More rigorously (and darkly—sorry!), I also think it’s necessary. Consider the following argument:

  1. As humanity develops, our politics, international relations, and technologies that inform the structure of the economy and of society become progressively more complicated

  2. Humanity has an extremely interconnected economy, wherein an incident on one side of the world can impact the other side of the world, and this interconnectedness has been increasing over time

  3. Humanity possesses the means to destroy itself, such as bioweapons, nuclear weapons, etc.

  4. Therefore, the management of the world economy, and of related international relations, is increasingly complex and increasingly delicate

  5. Therefore, we need increasingly knowledgeable citizens, both in positions of power (to manage the world economy) and among the general population (to productively navigate the world economy).

I think this is a decent summary of why I personally want to understand the world as well as I can: to navigate it better, minimize risks to myself and maximize the extent to which I can provide for my family, keep them safe, etc. I think the benefits of this approach are pretty obvious: wages among knowledge workers tend to be much higher than wages among other sorts of professions. Speaking from experience as a software engineer, the knowledge base required to do my job well is constantly increasing in scope. I have no doubt that managing the current US government is a much harder job than it was a century ago, although (thankfully!) I have no direct experience with this.

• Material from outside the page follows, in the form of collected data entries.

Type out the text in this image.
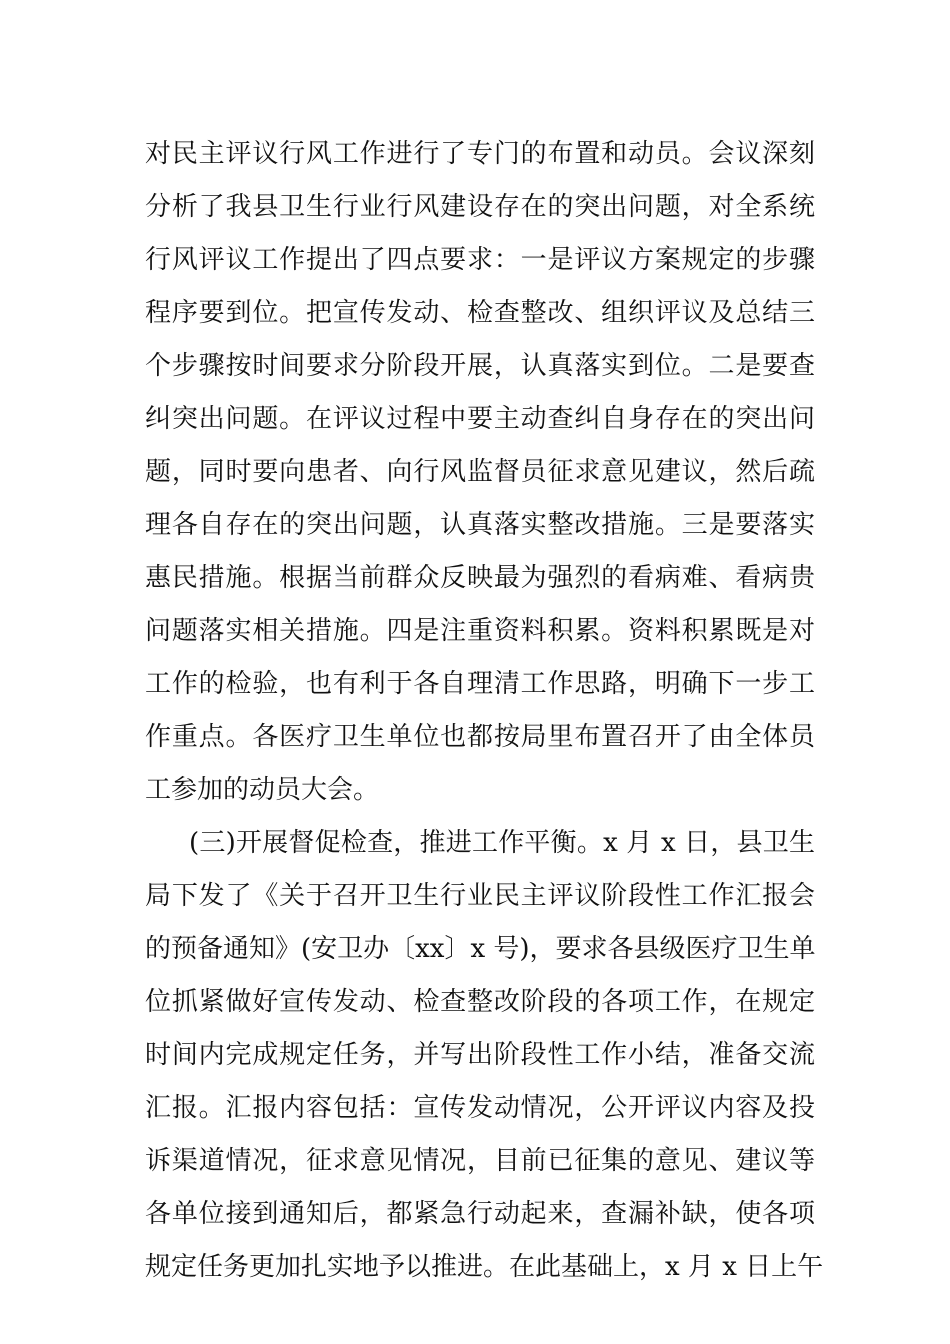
对民主评议行风工作进行了专门的布置和动员。会议深刻
分析了我县卫生行业行风建设存在的突出问题，对全系统
行风评议工作提出了四点要求：一是评议方案规定的步骤
程序要到位。把宣传发动、检查整改、组织评议及总结三
个步骤按时间要求分阶段开展，认真落实到位。二是要查
纠突出问题。在评议过程中要主动查纠自身存在的突出问
题，同时要向患者、向行风监督员征求意见建议，然后疏
理各自存在的突出问题，认真落实整改措施。三是要落实
惠民措施。根据当前群众反映最为强烈的看病难、看病贵
问题落实相关措施。四是注重资料积累。资料积累既是对
工作的检验，也有利于各自理清工作思路，明确下一步工
作重点。各医疗卫生单位也都按局里布置召开了由全体员
工参加的动员大会。
(三)开展督促检查，推进工作平衡。x 月 x 日，县卫生
局下发了《关于召开卫生行业民主评议阶段性工作汇报会
的预备通知》(安卫办〔xx〕x 号)，要求各县级医疗卫生单
位抓紧做好宣传发动、检查整改阶段的各项工作，在规定
时间内完成规定任务，并写出阶段性工作小结，准备交流
汇报。汇报内容包括：宣传发动情况，公开评议内容及投
诉渠道情况，征求意见情况，目前已征集的意见、建议等
各单位接到通知后，都紧急行动起来，查漏补缺，使各项
规定任务更加扎实地予以推进。在此基础上，x 月 x 日上午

My numbered argument above points at this fact: I only trust progressively more knowledgeable people to manage progressively more complicated economies and diplomatic situations. That’s just me. I think this is increasingly important because of humanity’s potential to attack itself—and we have nuclear weapons! This is inherently a macro-argument, but I think it works on smaller scales too: we all must navigate a world of increasingly complex technology. To me, the proper response is to work to understand the world as well as possible, or be left behind by it.

Consider the alternative: to not work to accumulate knowledge. Most of my peers are in their mid-to-late twenties, and graduated from college recently enough to remember a good deal of the content from those courses. For the sort of work most of us are doing (software development), most of that content isn’t all that necessary. But if we learned nothing in particular for another ten years, we’d probably be increasingly good at software development, but increasingly bad at understanding anything else going on in the world. Accumulating knowledge is an instrumental goal, pursued in the interest of improving our decision-making in the future.

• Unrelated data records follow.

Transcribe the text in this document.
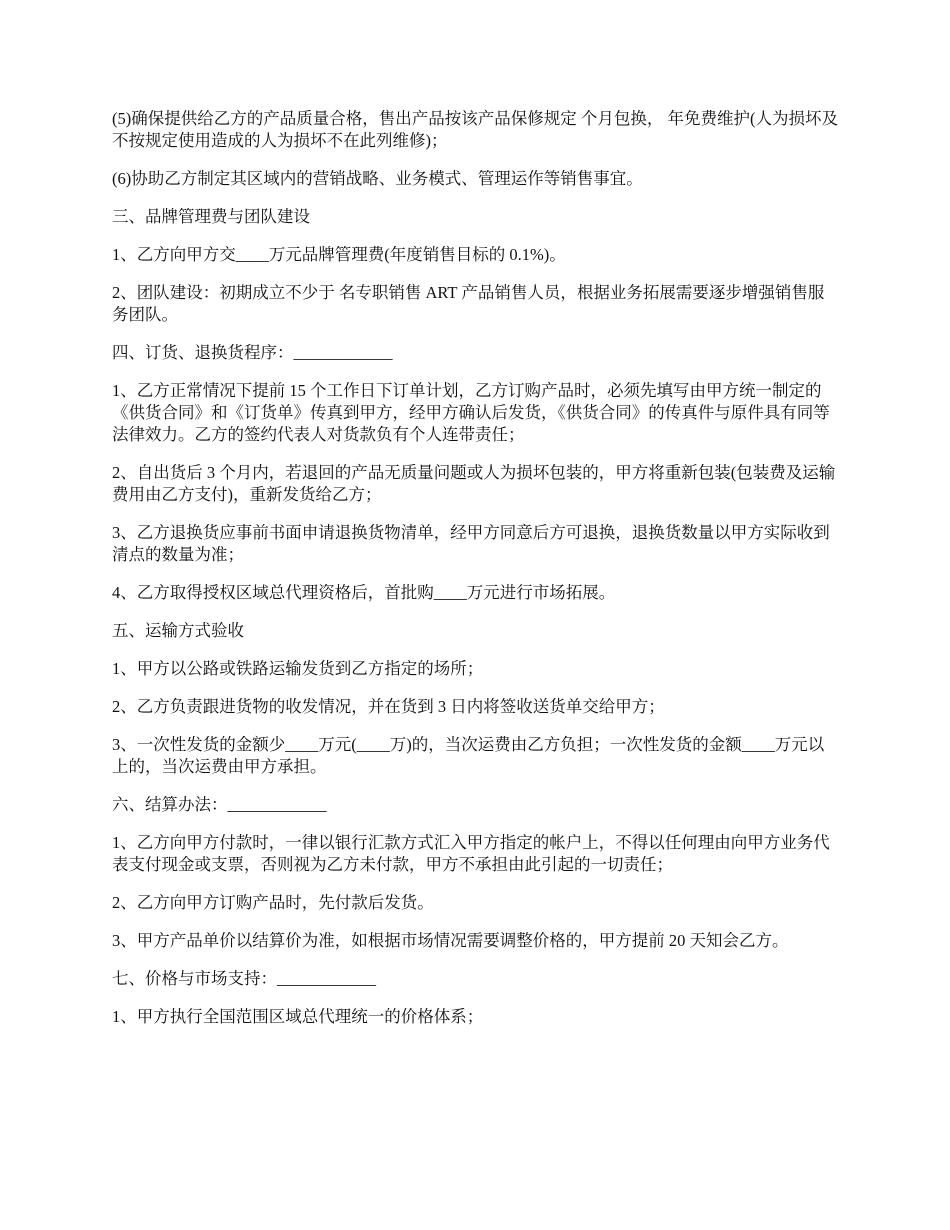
(5)确保提供给乙方的产品质量合格，售出产品按该产品保修规定 个月包换， 年免费维护(人为损坏及不按规定使用造成的人为损坏不在此列维修)；

(6)协助乙方制定其区域内的营销战略、业务模式、管理运作等销售事宜。

三、品牌管理费与团队建设

1、乙方向甲方交____万元品牌管理费(年度销售目标的 0.1%)。

2、团队建设：初期成立不少于 名专职销售 ART 产品销售人员，根据业务拓展需要逐步增强销售服务团队。

四、订货、退换货程序：____________

1、乙方正常情况下提前 15 个工作日下订单计划，乙方订购产品时，必须先填写由甲方统一制定的《供货合同》和《订货单》传真到甲方，经甲方确认后发货，《供货合同》的传真件与原件具有同等法律效力。乙方的签约代表人对货款负有个人连带责任；

2、自出货后 3 个月内，若退回的产品无质量问题或人为损坏包装的，甲方将重新包装(包装费及运输费用由乙方支付)，重新发货给乙方；

3、乙方退换货应事前书面申请退换货物清单，经甲方同意后方可退换，退换货数量以甲方实际收到清点的数量为准；

4、乙方取得授权区域总代理资格后，首批购____万元进行市场拓展。

五、运输方式验收

1、甲方以公路或铁路运输发货到乙方指定的场所；

2、乙方负责跟进货物的收发情况，并在货到 3 日内将签收送货单交给甲方；

3、一次性发货的金额少____万元(____万)的，当次运费由乙方负担；一次性发货的金额____万元以上的，当次运费由甲方承担。

六、结算办法：____________

1、乙方向甲方付款时，一律以银行汇款方式汇入甲方指定的帐户上，不得以任何理由向甲方业务代表支付现金或支票，否则视为乙方未付款，甲方不承担由此引起的一切责任；

2、乙方向甲方订购产品时，先付款后发货。

3、甲方产品单价以结算价为准，如根据市场情况需要调整价格的，甲方提前 20 天知会乙方。

七、价格与市场支持：____________

1、甲方执行全国范围区域总代理统一的价格体系；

More solidly, consider also that progressively accumulating knowledge is a hedge against falling into bad groupthink such as political partisanship and cultlike behavior. It’s an insurance policy against being blindsided by a political or economic event. The more people who do this, the more dynamic our economy can be and the more interesting coffee shop conversations with strangers are. It seems to me that a certain critical mass of society must work to be well-informed, else we lose competitive advantage relative to other countries making better decisions or otherwise make a mistake that costs us dearly, either in our personal lives or on the national level.

I believe everyone has a responsibility to help each other be more informed in general, about whatever is relevant or interesting, in the interest of improving our economic and social outcomes when we come across new situations.

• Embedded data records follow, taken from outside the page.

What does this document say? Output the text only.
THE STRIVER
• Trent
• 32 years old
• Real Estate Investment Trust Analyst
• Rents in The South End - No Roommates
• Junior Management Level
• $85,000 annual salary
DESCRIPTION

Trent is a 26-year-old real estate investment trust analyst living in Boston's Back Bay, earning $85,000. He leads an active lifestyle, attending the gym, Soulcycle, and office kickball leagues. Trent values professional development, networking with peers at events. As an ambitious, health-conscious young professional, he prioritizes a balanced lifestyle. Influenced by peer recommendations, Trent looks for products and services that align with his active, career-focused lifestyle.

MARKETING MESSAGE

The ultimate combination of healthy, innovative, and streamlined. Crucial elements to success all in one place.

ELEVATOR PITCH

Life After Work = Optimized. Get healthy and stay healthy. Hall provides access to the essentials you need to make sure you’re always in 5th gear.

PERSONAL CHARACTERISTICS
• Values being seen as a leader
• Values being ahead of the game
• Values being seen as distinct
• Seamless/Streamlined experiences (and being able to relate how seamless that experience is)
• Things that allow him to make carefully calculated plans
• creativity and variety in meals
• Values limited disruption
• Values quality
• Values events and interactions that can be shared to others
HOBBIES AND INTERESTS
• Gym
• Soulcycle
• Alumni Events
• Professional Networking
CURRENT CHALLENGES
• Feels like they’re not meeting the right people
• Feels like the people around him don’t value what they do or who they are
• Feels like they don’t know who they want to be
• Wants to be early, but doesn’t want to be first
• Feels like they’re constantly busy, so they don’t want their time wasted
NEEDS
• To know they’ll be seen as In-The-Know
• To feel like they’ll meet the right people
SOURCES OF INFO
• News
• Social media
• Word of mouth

I encourage everyone I know to read broadly for this reason. I’m currently reading a series of books about Islam, which I began doing after realizing the other day that I know next to nothing about one of the world’s fastest-growing religions. I doubt I’ll need this knowledge much in the short term, but perhaps one day it will help me understand the Middle East better. Maybe it’ll be important one day if my life develops in an unexpected direction.

For now, I’m content reading books in my office in Texas. In the future, I’m excited to know what particular accumulated knowledge becomes useful.